Improved vaccines for the control of East Coast fever in cattle in Africa

The project goal is to design subunit vaccines for the control of East Coast fever. 

Due to high mortality and morbidity rates livestock diseases are an impediment to the livelihoods of poor farmers in Africa, who struggle to attain food and nutritional and economic security. Vaccines can alleviate such constraints as they are among the most successful disease interventions invented. The goal of this project is to increase cattle productivity through the development of improved vaccines for the control of East Coast fever.
East Coast fever caused by the protozoan parasite Theileria parva ranks first in tick-borne disease constraints of cattle in sub-Saharan Africa and kills one animal every 30 seconds. It has a devastating impact on pastoralists and smallholder farmers because it can kill within 3-4 weeks of infection. East Coast fever is present in 11 countries where roughly 28 million cattle are at risk, but has the potential to spread with the uncontrolled movement of infected cattle as the distribution of the tick vector and suitable tick habitats is wider than that of the parasite. Over one million cattle die of East Coast fever each year resulting in annual losses exceeding USD 300 million.

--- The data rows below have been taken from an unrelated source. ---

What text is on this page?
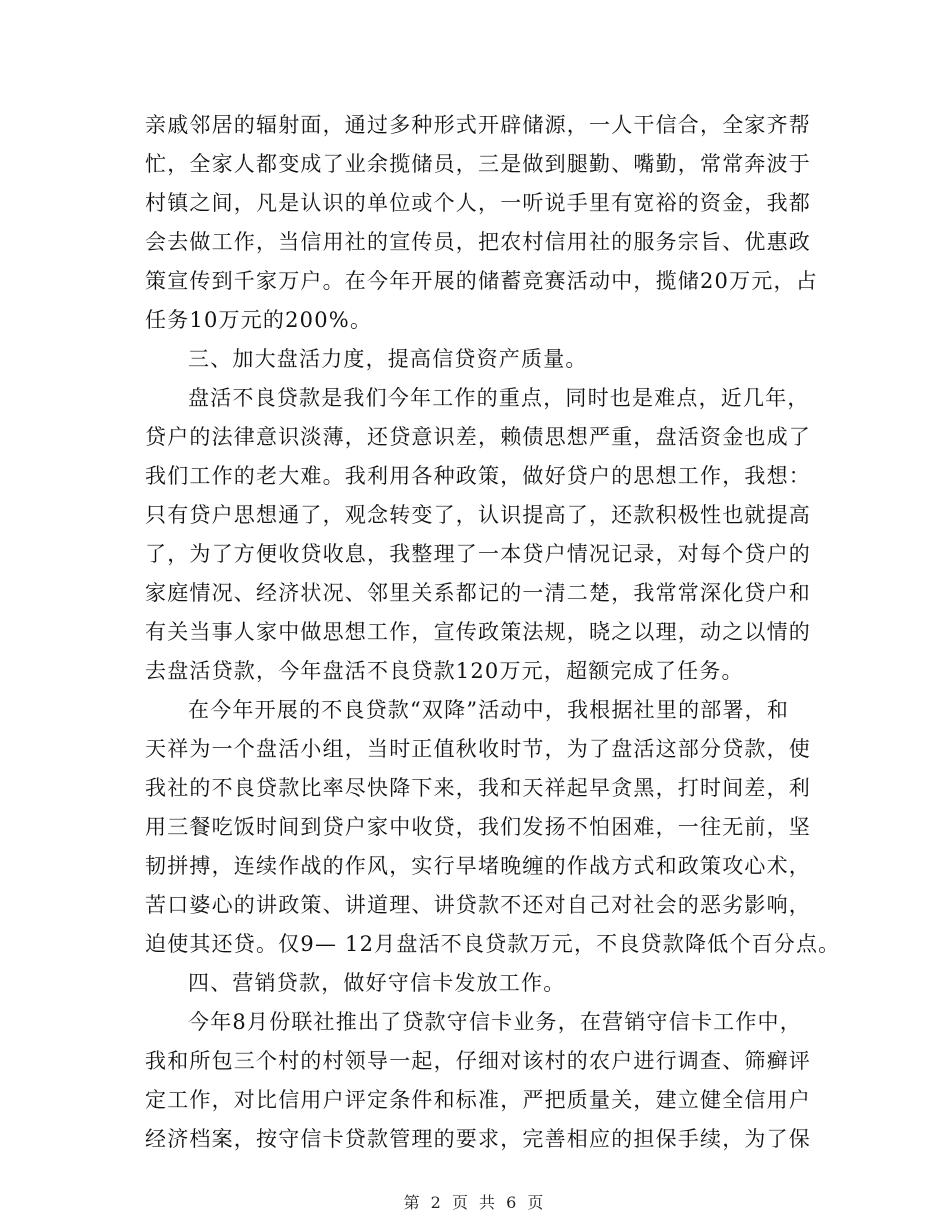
亲戚邻居的辐射面，通过多种形式开辟储源，一人干信合，全家齐帮
忙，全家人都变成了业余揽储员，三是做到腿勤、嘴勤，常常奔波于
村镇之间，凡是认识的单位或个人，一听说手里有宽裕的资金，我都
会去做工作，当信用社的宣传员，把农村信用社的服务宗旨、优惠政
策宣传到千家万户。在今年开展的储蓄竞赛活动中，揽储20万元，占
任务10万元的200%。
三、加大盘活力度，提高信贷资产质量。
盘活不良贷款是我们今年工作的重点，同时也是难点，近几年，
贷户的法律意识淡薄，还贷意识差，赖债思想严重，盘活资金也成了
我们工作的老大难。我利用各种政策，做好贷户的思想工作，我想：
只有贷户思想通了，观念转变了，认识提高了，还款积极性也就提高
了，为了方便收贷收息，我整理了一本贷户情况记录，对每个贷户的
家庭情况、经济状况、邻里关系都记的一清二楚，我常常深化贷户和
有关当事人家中做思想工作，宣传政策法规，晓之以理，动之以情的
去盘活贷款，今年盘活不良贷款120万元，超额完成了任务。
在今年开展的不良贷款“双降”活动中，我根据社里的部署，和
天祥为一个盘活小组，当时正值秋收时节，为了盘活这部分贷款，使
我社的不良贷款比率尽快降下来，我和天祥起早贪黑，打时间差，利
用三餐吃饭时间到贷户家中收贷，我们发扬不怕困难，一往无前，坚
韧拼搏，连续作战的作风，实行早堵晚缠的作战方式和政策攻心术，
苦口婆心的讲政策、讲道理、讲贷款不还对自己对社会的恶劣影响，
迫使其还贷。仅9— 12月盘活不良贷款万元，不良贷款降低个百分点。
四、营销贷款，做好守信卡发放工作。
今年8月份联社推出了贷款守信卡业务，在营销守信卡工作中，
我和所包三个村的村领导一起，仔细对该村的农户进行调查、筛癣评
定工作，对比信用户评定条件和标准，严把质量关，建立健全信用户
经济档案，按守信卡贷款管理的要求，完善相应的担保手续，为了保
第 2 页 共 6 页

The project goal is to design subunit vaccines for the control of East Coast fever.  In phase 1, the project will undertake a range of key strategic activities in the research to product development continuum to improve aspects of the current sub-optimal live infection-and-treatment method  East Coast fever vaccine, fill knowledge gaps regarding the qualitative and quantitative aspects of acquired immune responses that mediate immunity to East Coast fever and test the vaccine potential of candidate vaccine antigens and develop a more detailed antigen map.

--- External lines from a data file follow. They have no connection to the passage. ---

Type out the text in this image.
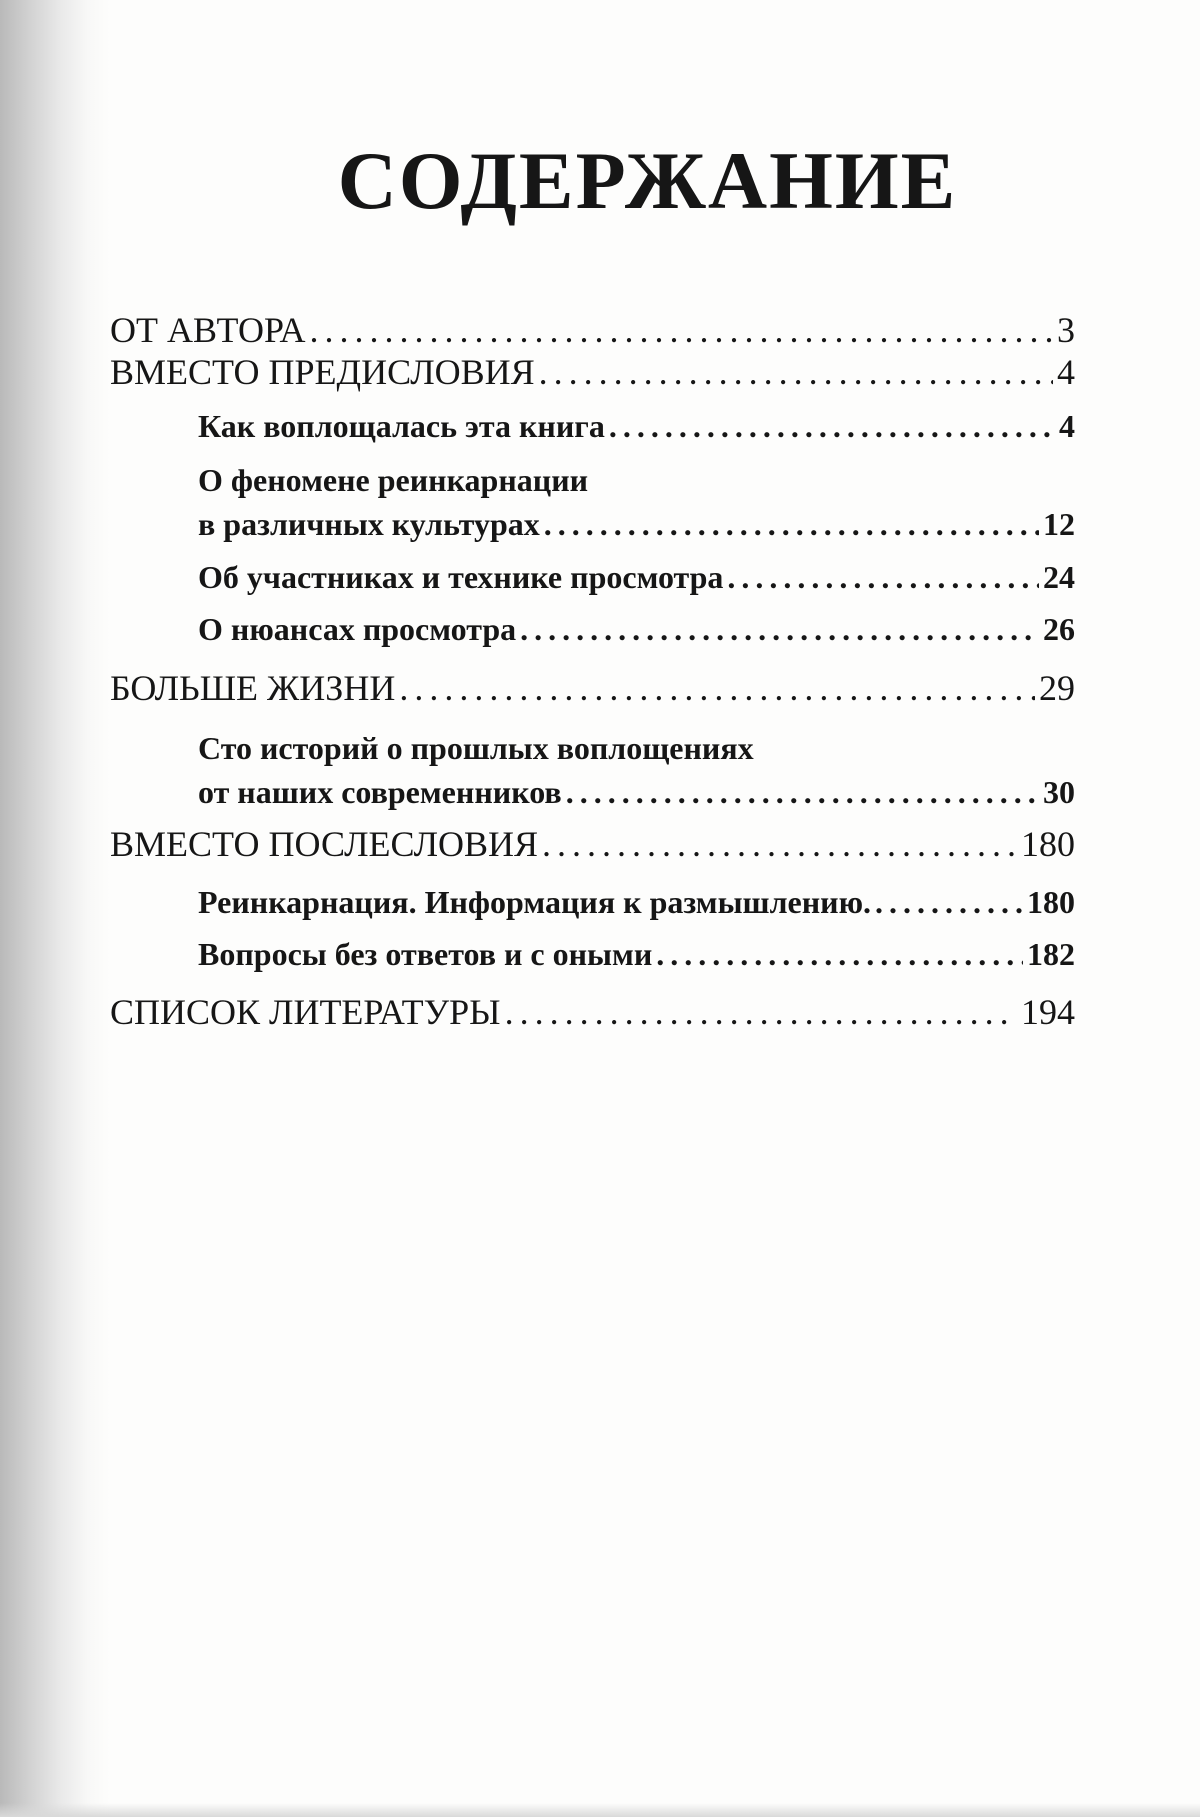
СОДЕРЖАНИЕ
ОТ АВТОРА .....	3
ВМЕСТО ПРЕДИСЛОВИЯ .....	4
Как воплощалась эта книга .....	4
О феномене реинкарнации
в различных культурах .....	12
Об участниках и технике просмотра .....	24
О нюансах просмотра .....	26
БОЛЬШЕ ЖИЗНИ .....	29
Сто историй о прошлых воплощениях
от наших современников .....	30
ВМЕСТО ПОСЛЕСЛОВИЯ .....	180
Реинкарнация. Информация к размышлению. .....	180
Вопросы без ответов и с оными .....	182
СПИСОК ЛИТЕРАТУРЫ .....	194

Outputs from this phase will contribute in the short-term to production of a better quality live vaccine as an interim vaccine solution and provide proof-of-concept for an East Coast fever subunit vaccine aimed at obtaining evidence of protection in 70-80% of animals of defined histocompatibility complex (MHC) genotype given a homologous parasite challenge. Success in phase 1 will contribute to our goal of developing a broad-spectrum subunit vaccine for the control of East Coast fever (phase 2).


  1. Improve aspects of the current live infection-and treatment-method East Coast fever vaccine. 
  2. Induce antibody-based immunity by targeting the sporozoite stage of the parasite. 
  3. Induce T-cell mediated immunity by targeting the schizont stage of the parasite. 
  4. Apply evolutionary and comparative pathogen genomics to East Coast fever vaccinology. 
  5. Test if a combined antibody and T-cell mediated immune response is more efficacious than either one alone.